虹をよく見ると、濃い色の虹の外側に、薄い色の虹がうっすらと見えます。 外側が赤、内側が紫のはっきり見える濃い色の虹を「主虹」と言い、外側が紫、内側が赤のうっすらと見える薄い色の虹を「副虹」と言います。

水蒸気中で2回反射するとできる「副虹」は、反射するたびに光が弱まるため、色が薄くうっすらと見えます。

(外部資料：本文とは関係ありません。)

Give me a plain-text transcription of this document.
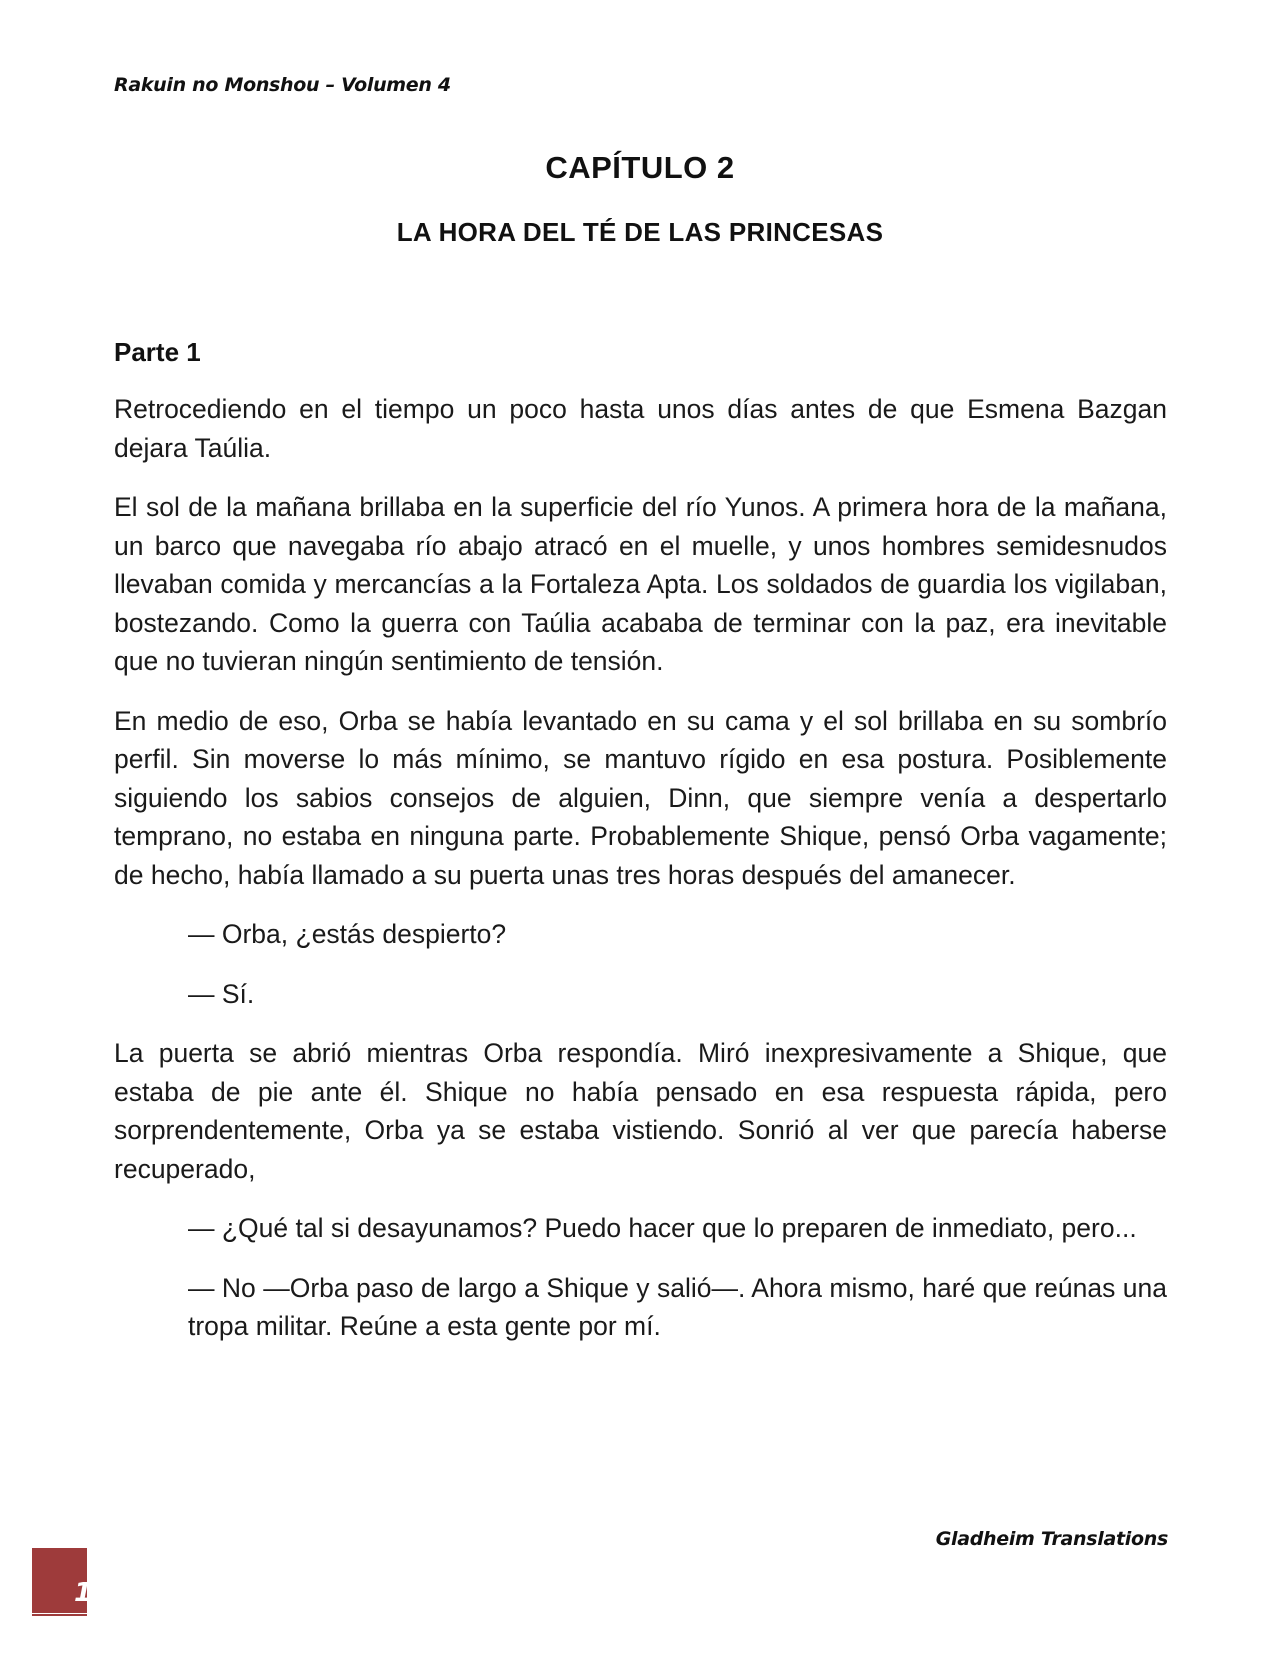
Rakuin no Monshou – Volumen 4
CAPÍTULO 2
LA HORA DEL TÉ DE LAS PRINCESAS
Parte 1

Retrocediendo en el tiempo un poco hasta unos días antes de que Esmena Bazgan dejara Taúlia.

El sol de la mañana brillaba en la superficie del río Yunos. A primera hora de la mañana, un barco que navegaba río abajo atracó en el muelle, y unos hombres semidesnudos llevaban comida y mercancías a la Fortaleza Apta. Los soldados de guardia los vigilaban, bostezando. Como la guerra con Taúlia acababa de terminar con la paz, era inevitable que no tuvieran ningún sentimiento de tensión.

En medio de eso, Orba se había levantado en su cama y el sol brillaba en su sombrío perfil. Sin moverse lo más mínimo, se mantuvo rígido en esa postura. Posiblemente siguiendo los sabios consejos de alguien, Dinn, que siempre venía a despertarlo temprano, no estaba en ninguna parte. Probablemente Shique, pensó Orba vagamente; de hecho, había llamado a su puerta unas tres horas después del amanecer.

— Orba, ¿estás despierto?

— Sí.

La puerta se abrió mientras Orba respondía. Miró inexpresivamente a Shique, que estaba de pie ante él. Shique no había pensado en esa respuesta rápida, pero sorprendentemente, Orba ya se estaba vistiendo. Sonrió al ver que parecía haberse recuperado,

— ¿Qué tal si desayunamos? Puedo hacer que lo preparen de inmediato, pero...

— No —Orba paso de largo a Shique y salió—. Ahora mismo, haré que reúnas una tropa militar. Reúne a esta gente por mí.

Gladheim Translations
1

世界で最も降水量が少なく、標高の平均が2,000mを超す過酷な地域にあるチリのアタカマ砂漠には、極彩色の絶景が広がる「虹の谷」があります。

「虹の谷」がある標高3,000mのマタンシジャは、アタカマ砂漠の拠点であるサン・ペトロ・デ・アタカマから西に45㎞地点にあります。

銅を含む緑と石灰石のような白の岩が、まっすぐに分かれている光景がとても美しいです。

雨が降ったあとの虹も、チリの「虹の谷」も、どちらもめったに見ることができません。 運よくきれいな虹を見ることができたら、とても得した気持ちになり嬉しくなります。 ちょっと奮発して「虹の谷」を見ることができたら、絶景を目に焼きつけておきましょう。